The Ameri deal was signed by the government in 2015 at a total cost $510 million to provide 230 megawatts of power for five years.
This was done to assist in resolving the power crisis at the time.
Although Ameri Energy wrote in September 2020 to inform the government of its intention to hand over the plant by the date stated in the contract, the government of Ghana has not yet carried the necessary steps to ensure a smooth handing over.
Describing this as unfortunate, former Ranking Member on Parliament’s select committee on Mines and Energy and a fellow of IES, Adam Mutawakilu, in Citi Business News interview, urged the government to fasten the take-over process to prevent power outages in Ghana.
“Per the agreement, for the first five years, the tariff is 14.5 cents per kilowatt-hour and immediately after the fifth year, the tariff is supposed reduce to 10.41 cents per kilowatt-hour.
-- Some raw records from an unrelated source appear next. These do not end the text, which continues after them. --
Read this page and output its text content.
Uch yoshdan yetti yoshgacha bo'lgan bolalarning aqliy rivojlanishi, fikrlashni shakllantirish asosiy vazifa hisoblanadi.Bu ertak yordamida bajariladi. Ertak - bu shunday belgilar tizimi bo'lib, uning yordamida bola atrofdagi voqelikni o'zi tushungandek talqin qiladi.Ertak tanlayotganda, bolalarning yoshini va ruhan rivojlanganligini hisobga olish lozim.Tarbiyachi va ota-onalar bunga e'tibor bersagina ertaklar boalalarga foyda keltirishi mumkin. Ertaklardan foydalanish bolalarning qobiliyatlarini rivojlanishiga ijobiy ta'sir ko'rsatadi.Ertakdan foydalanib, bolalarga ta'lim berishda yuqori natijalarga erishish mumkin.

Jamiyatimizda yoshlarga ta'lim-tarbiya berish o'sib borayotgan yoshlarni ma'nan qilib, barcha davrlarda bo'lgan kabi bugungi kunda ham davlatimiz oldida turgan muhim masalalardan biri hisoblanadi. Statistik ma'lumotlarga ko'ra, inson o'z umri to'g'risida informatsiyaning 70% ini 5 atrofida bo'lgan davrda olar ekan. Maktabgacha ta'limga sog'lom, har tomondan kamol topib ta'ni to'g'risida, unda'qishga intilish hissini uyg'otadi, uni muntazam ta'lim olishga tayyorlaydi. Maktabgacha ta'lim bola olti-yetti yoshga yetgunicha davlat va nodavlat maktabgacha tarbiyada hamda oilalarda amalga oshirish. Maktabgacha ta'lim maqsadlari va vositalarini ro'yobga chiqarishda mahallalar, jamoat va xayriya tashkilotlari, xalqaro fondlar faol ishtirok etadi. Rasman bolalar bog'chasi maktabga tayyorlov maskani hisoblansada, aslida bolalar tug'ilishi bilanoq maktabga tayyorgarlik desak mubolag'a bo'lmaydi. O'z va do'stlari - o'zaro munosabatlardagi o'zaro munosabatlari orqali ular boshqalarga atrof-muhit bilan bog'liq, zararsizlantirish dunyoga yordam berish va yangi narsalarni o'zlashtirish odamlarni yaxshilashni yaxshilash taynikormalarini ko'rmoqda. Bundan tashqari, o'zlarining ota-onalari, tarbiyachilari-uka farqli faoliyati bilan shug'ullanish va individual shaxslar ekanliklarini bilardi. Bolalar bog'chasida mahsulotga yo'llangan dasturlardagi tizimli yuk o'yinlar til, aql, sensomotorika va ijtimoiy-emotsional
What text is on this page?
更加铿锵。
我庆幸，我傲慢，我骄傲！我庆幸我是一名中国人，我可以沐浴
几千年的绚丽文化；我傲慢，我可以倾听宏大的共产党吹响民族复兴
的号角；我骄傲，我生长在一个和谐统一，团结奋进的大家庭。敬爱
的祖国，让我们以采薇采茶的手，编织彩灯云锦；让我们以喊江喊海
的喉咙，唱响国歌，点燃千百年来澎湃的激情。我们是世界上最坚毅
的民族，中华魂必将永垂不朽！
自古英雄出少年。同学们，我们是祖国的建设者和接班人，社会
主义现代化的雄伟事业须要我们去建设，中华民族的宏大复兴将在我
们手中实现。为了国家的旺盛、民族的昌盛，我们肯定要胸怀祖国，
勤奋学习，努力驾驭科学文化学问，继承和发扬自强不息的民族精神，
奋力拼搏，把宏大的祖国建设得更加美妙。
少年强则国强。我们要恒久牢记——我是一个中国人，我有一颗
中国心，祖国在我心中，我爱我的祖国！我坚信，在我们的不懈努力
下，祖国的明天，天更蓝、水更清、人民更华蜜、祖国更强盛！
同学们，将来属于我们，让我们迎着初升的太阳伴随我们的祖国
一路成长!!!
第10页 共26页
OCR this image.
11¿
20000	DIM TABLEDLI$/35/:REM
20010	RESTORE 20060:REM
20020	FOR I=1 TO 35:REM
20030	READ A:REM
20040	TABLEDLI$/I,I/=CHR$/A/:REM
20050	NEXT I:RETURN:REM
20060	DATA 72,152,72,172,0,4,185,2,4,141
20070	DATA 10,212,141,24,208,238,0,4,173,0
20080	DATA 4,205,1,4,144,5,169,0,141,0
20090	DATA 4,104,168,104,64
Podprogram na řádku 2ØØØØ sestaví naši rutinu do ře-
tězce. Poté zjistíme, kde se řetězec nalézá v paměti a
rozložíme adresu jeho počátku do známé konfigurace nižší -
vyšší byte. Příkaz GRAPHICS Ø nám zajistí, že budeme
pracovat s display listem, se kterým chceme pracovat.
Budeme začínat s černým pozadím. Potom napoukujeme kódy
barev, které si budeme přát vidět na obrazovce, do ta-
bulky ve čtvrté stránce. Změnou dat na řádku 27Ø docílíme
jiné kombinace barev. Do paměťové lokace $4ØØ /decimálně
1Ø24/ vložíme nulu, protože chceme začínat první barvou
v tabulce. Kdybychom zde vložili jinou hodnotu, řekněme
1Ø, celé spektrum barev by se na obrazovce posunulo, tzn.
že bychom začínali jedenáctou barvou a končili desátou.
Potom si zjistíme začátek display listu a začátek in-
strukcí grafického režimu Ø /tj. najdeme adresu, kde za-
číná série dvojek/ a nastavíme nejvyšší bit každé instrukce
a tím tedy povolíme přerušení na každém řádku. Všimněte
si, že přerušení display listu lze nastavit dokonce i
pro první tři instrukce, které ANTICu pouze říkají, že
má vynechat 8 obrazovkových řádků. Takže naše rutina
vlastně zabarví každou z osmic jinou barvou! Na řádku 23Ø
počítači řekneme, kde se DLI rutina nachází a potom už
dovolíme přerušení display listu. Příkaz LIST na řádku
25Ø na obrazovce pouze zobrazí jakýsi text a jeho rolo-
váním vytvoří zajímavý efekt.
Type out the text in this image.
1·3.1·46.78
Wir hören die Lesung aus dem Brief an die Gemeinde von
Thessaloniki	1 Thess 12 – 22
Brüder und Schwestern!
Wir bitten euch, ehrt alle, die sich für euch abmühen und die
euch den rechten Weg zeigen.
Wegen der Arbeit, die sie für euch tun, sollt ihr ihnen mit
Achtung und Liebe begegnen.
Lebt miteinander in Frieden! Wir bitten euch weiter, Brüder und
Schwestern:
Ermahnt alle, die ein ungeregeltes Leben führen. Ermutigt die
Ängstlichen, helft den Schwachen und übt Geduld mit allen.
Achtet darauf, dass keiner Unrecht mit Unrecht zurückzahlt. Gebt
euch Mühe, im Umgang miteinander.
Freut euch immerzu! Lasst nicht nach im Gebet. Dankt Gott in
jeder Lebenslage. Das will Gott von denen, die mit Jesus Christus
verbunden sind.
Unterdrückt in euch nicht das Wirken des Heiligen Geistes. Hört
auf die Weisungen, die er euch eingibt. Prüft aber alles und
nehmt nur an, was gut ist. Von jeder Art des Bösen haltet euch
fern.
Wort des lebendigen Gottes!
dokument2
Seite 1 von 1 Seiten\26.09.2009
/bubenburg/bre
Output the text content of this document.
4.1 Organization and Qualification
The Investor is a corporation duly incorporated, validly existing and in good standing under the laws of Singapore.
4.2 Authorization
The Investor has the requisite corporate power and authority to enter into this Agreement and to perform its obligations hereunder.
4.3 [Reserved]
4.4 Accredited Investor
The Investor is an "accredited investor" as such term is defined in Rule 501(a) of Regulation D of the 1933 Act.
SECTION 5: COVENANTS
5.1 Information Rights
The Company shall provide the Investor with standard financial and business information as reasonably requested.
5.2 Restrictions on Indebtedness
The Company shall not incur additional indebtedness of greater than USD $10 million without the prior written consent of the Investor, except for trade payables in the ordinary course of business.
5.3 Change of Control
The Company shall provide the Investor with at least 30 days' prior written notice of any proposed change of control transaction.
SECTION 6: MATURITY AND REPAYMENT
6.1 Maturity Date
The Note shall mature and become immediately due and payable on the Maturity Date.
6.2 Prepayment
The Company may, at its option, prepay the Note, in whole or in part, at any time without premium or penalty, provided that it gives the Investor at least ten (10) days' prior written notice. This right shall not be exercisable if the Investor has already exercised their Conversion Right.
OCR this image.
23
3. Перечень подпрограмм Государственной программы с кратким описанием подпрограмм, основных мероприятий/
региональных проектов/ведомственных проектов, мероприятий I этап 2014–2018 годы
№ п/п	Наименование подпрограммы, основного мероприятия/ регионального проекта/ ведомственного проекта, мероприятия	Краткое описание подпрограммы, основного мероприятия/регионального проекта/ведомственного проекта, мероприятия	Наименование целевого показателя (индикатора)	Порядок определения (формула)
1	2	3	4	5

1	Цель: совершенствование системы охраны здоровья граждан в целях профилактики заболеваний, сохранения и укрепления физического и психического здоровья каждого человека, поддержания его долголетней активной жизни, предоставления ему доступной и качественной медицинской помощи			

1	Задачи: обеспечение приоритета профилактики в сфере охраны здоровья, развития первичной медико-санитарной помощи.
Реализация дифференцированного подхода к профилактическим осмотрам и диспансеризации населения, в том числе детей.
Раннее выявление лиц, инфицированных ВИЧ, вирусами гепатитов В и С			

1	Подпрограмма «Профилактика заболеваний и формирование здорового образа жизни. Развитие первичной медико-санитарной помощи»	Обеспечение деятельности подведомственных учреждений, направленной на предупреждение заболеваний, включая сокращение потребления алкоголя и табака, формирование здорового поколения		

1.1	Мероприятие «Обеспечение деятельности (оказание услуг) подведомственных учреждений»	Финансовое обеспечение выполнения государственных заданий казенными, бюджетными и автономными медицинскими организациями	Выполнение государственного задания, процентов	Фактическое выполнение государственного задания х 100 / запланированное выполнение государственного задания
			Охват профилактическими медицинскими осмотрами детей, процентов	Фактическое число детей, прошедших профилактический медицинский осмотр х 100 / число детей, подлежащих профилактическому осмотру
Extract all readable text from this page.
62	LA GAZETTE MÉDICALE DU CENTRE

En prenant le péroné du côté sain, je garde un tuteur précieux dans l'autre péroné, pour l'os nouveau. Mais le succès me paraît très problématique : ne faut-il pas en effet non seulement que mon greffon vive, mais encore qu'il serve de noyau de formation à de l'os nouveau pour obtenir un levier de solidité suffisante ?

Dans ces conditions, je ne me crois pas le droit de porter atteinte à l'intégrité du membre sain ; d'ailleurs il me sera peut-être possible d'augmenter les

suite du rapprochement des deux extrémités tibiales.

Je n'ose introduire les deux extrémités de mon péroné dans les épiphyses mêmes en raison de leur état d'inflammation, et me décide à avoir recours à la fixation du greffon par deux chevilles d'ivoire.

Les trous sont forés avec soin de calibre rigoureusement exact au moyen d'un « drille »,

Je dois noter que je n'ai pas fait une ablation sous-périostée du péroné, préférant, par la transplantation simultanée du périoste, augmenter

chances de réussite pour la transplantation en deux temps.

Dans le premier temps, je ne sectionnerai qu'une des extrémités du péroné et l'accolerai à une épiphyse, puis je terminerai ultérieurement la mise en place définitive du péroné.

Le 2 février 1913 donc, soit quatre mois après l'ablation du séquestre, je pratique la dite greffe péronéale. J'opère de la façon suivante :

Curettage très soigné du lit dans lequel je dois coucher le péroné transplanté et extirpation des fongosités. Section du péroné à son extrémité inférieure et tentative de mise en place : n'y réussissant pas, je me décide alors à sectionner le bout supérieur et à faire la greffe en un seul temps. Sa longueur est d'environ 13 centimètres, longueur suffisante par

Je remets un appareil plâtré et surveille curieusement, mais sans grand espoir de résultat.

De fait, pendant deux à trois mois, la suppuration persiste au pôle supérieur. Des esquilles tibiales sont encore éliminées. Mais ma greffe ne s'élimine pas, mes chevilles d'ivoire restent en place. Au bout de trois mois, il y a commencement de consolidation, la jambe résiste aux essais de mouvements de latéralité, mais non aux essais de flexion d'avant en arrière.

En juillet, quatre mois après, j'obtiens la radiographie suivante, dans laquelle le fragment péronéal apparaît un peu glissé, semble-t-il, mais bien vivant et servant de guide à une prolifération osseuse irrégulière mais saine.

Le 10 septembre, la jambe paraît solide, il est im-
What is government’s stance now? Are we still going to continue to pay 14.5 cents per kilowatt-hour or we’ll now pay 10.41 cents per kilowatt-hour? If it reduces to 10.41 cents per kilowatt-hour, it implies that we expect tariffs to reduce for Ghanaians to start benefitting from that agreement.”
He added, “Government must come out clear. And if the government insists they would not want to take over the plant, I think we’ll have a shutdown completely and that means we’ll be back to ‘dumsor’. So government’s unwillingness to do all the necessary protocols to take over the plant is quite unfortunate and must be condemned. Government must act fast to take over this plant.”
It is expected that Ameri Energy would have recovered the cost of the plant and hand it over to the government of Ghana on Monday, February 1, 2021, per the agreement in the contract.